FORT CAVAZOS, Texas — There are several people that live and work on Fort Cavazos, and some of them are not directly connected to the military.
These are people like Chelsea Plimpton, the Lead Pollinator Biologist for the Fort Cavazos Adaptive and Integrative Management Program.
Her story begins nearly 2,000 miles away on the Upper East Coast.
"After I graduated with my bachelor's degree for the University of Rhode Island, I became a seasonal wildlife biologist," Plimpton said.
"I jumped around to a bunch of seasonal positions within the wildlife field.”
This eventually led her to Fort Cavazos in 2017. She began working with her now husband, Charlie.
”We were both kind of teamed together,” Plimpton said.
“We started off doing some avian surveys — from there we kind of jumped from a couple different projects.”
Now, with the help of their team, they are studying and tagging monarch butterflies as they migrate through Fort Cavazos.
This is work that she says is more important now than ever.
”It’s up for a potential listing decision by the U.S. Fish and Wildlife Service. It potentially could be listed under the Endangered Species Act,” Plimpton said.
“It's really important for people to know that they are considered a flagship species — they’re very well liked. Think of tigers, pandas, polar bears. A lot of these species that everybody thinks of.”
She has worked with monarchs for the past six years — work her husband is proud to help her with.
”A lot people might say they try to escape their other half, but I feel fortunate coming into work every day with her and getting to do the work we love doing,” Charlie Plimpton said.

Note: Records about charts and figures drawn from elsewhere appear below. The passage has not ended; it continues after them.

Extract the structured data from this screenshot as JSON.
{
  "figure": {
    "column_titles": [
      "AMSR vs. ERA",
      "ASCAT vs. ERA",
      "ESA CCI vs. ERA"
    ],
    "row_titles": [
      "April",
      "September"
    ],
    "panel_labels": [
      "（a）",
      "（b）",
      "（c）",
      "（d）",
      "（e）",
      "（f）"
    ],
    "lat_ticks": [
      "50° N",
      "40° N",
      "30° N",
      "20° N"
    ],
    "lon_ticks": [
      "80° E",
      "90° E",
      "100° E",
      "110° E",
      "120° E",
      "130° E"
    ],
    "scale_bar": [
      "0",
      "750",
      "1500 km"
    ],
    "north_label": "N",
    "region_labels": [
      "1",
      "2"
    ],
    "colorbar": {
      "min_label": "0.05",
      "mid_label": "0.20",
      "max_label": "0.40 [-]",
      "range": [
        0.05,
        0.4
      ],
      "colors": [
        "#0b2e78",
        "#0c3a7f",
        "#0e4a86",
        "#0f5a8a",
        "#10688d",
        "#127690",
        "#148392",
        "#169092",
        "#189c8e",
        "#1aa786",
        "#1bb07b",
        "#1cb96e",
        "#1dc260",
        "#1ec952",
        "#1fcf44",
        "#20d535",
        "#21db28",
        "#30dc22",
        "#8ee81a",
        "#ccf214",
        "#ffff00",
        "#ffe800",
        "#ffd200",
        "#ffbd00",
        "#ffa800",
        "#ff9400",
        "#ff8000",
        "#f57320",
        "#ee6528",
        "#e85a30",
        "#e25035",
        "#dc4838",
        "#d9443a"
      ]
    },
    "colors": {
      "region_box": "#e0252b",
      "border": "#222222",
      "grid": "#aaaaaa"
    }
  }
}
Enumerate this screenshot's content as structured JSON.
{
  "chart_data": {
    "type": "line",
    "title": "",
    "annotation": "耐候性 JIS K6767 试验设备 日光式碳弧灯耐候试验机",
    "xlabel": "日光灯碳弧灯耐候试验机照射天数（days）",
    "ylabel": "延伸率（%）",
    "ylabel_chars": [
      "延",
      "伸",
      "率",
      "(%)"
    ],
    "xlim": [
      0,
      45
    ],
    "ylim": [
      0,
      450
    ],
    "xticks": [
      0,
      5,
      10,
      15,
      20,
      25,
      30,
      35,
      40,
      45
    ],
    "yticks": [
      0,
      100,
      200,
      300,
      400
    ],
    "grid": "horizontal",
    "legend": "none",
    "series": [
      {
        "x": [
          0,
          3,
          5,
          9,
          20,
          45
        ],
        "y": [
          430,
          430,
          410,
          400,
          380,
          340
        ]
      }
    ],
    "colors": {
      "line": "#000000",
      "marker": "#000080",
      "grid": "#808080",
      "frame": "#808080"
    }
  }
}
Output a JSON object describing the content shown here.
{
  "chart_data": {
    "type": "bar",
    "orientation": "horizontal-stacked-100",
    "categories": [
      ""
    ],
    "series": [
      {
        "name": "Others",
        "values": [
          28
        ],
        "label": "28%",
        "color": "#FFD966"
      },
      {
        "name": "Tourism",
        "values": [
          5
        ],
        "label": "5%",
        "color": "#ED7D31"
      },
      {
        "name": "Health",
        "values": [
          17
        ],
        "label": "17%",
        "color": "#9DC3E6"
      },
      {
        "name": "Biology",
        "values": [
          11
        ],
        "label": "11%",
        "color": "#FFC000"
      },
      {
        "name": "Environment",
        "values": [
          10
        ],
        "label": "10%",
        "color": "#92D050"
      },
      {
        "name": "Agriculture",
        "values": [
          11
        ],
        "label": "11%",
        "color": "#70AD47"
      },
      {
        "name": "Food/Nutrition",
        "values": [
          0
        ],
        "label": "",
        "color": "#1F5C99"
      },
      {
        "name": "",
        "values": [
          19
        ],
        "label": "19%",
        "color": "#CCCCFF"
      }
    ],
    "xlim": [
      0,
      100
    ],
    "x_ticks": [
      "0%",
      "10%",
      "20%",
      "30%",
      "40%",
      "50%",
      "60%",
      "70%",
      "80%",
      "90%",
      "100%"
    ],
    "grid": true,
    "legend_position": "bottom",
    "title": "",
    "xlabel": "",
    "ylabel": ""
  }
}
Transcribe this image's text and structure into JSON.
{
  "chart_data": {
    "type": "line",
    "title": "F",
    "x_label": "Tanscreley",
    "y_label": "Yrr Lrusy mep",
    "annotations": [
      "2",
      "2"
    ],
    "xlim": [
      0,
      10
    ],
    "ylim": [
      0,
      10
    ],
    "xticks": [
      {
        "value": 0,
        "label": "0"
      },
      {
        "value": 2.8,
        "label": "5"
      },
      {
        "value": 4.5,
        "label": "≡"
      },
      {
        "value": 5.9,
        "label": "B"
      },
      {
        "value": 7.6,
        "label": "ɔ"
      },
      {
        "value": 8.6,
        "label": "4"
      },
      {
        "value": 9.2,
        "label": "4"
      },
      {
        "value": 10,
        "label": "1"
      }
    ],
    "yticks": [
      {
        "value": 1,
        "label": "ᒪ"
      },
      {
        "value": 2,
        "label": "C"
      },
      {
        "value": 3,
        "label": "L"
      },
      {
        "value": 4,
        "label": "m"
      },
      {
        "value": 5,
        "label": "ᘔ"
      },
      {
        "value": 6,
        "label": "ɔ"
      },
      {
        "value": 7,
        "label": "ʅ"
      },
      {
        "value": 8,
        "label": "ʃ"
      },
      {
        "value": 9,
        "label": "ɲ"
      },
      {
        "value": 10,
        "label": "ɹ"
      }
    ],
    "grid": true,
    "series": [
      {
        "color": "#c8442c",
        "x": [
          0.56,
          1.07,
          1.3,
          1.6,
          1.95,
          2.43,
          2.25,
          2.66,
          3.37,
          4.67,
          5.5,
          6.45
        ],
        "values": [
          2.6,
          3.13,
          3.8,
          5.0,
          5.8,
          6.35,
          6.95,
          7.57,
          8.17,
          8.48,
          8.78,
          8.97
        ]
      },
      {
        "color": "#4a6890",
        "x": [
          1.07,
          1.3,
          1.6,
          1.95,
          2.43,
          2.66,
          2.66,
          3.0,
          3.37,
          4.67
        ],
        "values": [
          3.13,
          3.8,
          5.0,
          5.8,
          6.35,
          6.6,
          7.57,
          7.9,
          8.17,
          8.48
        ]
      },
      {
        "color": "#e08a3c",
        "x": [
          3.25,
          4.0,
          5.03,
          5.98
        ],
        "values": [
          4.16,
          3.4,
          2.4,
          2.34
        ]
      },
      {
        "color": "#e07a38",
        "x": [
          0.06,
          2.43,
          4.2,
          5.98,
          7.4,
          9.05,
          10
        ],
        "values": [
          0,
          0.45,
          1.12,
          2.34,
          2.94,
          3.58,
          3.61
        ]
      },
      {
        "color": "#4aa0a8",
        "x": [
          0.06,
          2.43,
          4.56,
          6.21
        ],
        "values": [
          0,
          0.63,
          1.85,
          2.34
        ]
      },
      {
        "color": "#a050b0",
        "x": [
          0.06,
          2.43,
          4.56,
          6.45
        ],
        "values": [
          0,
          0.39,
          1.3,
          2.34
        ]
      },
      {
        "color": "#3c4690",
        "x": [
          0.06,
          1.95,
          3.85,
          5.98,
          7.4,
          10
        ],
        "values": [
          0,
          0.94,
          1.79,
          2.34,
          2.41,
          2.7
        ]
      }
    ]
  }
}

Doing the work they do on a military installation is not a coincidence.
”If they’re listed as endangered, they could create limitations for military readiness, and we don’t really want to be seeing that,” Chelsea Plimpton said.
“The focus of our team is to be working with species that have the potential of being listed.”
From a young age, Chelsea Plimpton knew she wanted to work with animals and now works with monarch butterflies and other species and their habitats on post.